El mes de marzo en Barcelona es húmedo y frío. Vivo fugazmente en Gràcia. Me encuentro en un bajo con jardín donde un gato naranja hace de las suyas todas las mañanas. Hace un rato se durmió sobre el teclado y destartaló el texto. Escribo este artículo desde esta ciudad. Por las tardes recorro las localizaciones de las películas que rodó aquí. Conozco sus rincones a través de la mirada de Almodóvar. Pienso que el cine de Almodóvar tiene una extraña manera de ser siempre el mismo «enteramente otro». Una y otra vez.

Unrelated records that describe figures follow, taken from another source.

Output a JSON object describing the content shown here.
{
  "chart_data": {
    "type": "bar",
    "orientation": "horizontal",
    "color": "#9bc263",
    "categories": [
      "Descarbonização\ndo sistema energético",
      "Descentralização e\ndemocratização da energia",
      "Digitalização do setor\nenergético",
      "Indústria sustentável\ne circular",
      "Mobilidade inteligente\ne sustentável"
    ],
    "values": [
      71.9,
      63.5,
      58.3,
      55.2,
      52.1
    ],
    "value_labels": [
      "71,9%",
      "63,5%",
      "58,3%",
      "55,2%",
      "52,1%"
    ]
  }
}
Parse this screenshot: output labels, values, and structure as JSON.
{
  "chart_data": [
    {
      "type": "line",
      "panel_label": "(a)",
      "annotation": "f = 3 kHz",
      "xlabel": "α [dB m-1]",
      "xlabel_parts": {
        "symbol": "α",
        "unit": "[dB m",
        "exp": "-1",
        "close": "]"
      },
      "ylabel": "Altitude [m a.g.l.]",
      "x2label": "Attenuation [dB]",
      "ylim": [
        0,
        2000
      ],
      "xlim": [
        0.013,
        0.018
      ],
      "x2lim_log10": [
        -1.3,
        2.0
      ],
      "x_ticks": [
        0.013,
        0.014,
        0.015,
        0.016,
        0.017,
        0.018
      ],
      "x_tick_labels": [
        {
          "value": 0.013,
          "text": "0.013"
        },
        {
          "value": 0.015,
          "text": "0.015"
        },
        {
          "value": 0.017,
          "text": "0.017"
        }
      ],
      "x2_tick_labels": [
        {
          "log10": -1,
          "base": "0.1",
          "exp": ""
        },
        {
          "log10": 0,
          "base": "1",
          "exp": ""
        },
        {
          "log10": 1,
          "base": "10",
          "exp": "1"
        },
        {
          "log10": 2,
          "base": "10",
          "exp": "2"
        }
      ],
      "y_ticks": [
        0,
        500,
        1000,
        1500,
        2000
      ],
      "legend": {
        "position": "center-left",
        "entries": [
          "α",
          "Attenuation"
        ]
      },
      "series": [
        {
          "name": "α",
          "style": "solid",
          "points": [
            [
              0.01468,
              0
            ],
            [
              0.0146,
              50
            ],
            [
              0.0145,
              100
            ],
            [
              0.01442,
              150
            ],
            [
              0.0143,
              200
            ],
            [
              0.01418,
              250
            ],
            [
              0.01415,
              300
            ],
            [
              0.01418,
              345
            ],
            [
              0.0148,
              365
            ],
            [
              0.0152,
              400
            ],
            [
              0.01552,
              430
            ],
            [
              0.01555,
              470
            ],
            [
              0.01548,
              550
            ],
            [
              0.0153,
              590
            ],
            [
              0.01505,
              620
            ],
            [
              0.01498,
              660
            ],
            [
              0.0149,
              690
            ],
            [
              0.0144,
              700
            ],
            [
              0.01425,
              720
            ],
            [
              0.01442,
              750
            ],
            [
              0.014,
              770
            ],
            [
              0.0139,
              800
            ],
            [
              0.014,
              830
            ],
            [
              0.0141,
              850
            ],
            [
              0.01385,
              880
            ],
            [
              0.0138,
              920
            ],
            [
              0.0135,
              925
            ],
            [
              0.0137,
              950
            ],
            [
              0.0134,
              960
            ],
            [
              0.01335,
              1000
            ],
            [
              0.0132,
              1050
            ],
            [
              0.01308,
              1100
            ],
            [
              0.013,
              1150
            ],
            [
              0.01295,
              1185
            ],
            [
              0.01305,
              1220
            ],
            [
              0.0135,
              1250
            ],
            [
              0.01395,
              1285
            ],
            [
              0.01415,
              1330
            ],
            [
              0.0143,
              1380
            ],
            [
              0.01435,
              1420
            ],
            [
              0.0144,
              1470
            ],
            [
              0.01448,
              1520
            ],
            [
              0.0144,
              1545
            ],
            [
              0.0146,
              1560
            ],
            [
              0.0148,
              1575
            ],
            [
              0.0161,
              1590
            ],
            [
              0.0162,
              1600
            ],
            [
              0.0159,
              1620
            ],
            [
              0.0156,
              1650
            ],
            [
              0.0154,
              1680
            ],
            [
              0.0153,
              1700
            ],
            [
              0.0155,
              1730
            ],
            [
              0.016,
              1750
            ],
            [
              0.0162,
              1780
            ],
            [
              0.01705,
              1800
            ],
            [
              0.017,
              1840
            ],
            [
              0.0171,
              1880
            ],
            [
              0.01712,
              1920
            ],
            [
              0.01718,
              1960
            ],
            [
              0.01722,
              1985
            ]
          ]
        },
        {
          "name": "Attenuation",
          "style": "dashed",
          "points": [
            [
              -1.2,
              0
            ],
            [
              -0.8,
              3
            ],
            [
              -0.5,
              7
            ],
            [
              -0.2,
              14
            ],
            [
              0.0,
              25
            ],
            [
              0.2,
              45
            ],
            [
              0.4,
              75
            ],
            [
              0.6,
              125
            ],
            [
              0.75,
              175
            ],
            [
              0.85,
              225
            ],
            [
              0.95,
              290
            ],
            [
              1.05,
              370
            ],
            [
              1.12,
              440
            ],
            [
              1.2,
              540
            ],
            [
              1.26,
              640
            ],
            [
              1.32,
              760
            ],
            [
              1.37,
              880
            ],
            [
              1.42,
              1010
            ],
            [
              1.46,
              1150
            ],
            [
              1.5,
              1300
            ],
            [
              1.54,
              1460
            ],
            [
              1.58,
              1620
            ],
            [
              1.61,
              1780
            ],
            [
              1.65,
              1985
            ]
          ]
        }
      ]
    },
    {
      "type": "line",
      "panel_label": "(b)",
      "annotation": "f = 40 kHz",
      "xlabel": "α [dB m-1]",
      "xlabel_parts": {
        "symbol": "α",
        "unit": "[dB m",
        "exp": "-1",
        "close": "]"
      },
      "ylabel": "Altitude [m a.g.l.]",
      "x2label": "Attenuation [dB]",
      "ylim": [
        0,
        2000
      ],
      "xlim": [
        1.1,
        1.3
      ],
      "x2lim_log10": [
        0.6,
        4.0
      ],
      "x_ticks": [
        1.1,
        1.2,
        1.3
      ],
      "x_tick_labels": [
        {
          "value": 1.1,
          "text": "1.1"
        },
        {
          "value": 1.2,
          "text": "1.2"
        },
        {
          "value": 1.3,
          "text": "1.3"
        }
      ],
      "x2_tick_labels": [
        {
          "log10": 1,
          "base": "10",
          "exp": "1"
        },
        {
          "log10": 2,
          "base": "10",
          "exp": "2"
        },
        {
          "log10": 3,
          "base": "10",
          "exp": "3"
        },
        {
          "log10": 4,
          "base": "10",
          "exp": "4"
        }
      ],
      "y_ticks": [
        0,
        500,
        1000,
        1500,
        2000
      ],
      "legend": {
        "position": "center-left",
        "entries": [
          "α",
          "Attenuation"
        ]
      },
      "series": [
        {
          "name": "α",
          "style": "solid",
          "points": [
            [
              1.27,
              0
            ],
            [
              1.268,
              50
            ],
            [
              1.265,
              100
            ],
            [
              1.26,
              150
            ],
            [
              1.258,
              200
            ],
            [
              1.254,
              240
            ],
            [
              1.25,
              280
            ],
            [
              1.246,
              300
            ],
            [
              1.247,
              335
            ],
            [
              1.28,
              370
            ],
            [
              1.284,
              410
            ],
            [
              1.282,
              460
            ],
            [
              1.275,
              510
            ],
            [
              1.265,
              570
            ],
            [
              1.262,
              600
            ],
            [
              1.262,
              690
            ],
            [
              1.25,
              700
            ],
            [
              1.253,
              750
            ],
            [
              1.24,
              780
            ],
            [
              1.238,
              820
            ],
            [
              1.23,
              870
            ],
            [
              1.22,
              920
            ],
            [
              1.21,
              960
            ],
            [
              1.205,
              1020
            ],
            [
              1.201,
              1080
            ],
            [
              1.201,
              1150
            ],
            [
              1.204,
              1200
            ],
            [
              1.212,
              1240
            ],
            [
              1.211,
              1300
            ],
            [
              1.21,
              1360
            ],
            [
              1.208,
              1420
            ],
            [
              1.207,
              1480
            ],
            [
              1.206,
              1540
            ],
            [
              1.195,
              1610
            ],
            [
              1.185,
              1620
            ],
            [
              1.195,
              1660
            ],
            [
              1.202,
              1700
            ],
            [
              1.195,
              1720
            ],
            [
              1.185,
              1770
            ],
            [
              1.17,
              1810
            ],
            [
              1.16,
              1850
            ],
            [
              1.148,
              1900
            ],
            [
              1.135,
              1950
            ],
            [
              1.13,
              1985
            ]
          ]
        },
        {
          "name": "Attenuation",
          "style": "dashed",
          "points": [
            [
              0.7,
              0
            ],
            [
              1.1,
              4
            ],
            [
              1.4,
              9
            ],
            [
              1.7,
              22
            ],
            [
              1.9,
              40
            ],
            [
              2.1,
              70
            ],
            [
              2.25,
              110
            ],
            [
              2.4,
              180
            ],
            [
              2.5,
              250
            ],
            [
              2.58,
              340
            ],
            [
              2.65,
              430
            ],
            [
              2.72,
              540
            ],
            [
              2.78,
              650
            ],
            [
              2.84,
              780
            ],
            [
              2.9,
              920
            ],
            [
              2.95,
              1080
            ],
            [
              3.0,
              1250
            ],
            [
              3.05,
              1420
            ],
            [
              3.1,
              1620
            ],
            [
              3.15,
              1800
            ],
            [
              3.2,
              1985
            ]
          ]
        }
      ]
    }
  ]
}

Quisiera preguntarle si hay alguien -un completo desconocido- en una habitación contigua, protegiéndole. La lentitud de sus imágenes es restauradora. Finalmente, Ingrid toma el sol junto con el cadáver de su amiga. Eso y aceptar su decisión sin cuestionarla es lo último que hacen juntas. Este viernes, después de la consulta, iré al cementerio de Montjuic para buscar el lugar donde se rodó la escena de Todo sobre mi madre. Es un momento especialmente conmovedor. Durante el entierro de Rosa, se encuentran en completo silencio Lola y Manuela. Pienso en esa paciente que tiene miedo a la oscuridad. Ella está en el final de su vida y yo me acerco silenciosamente a mi treintena. Convivimos con vértigos distintos, pero ambos nos sentimos solos. Somos completos desconocidos, pero le guardo cierto cariño a nuestra conversación. En los días que siguieron a su ingreso se acercaba a mí, tomaba mi brazo y decía: gracias, chico de rizos. No es muy profesional, pero a mi vuelta iré a visitarla a la residencia. Quisiera estar a su lado, ser su amigo, demostrarle que sí hay alguien ahí.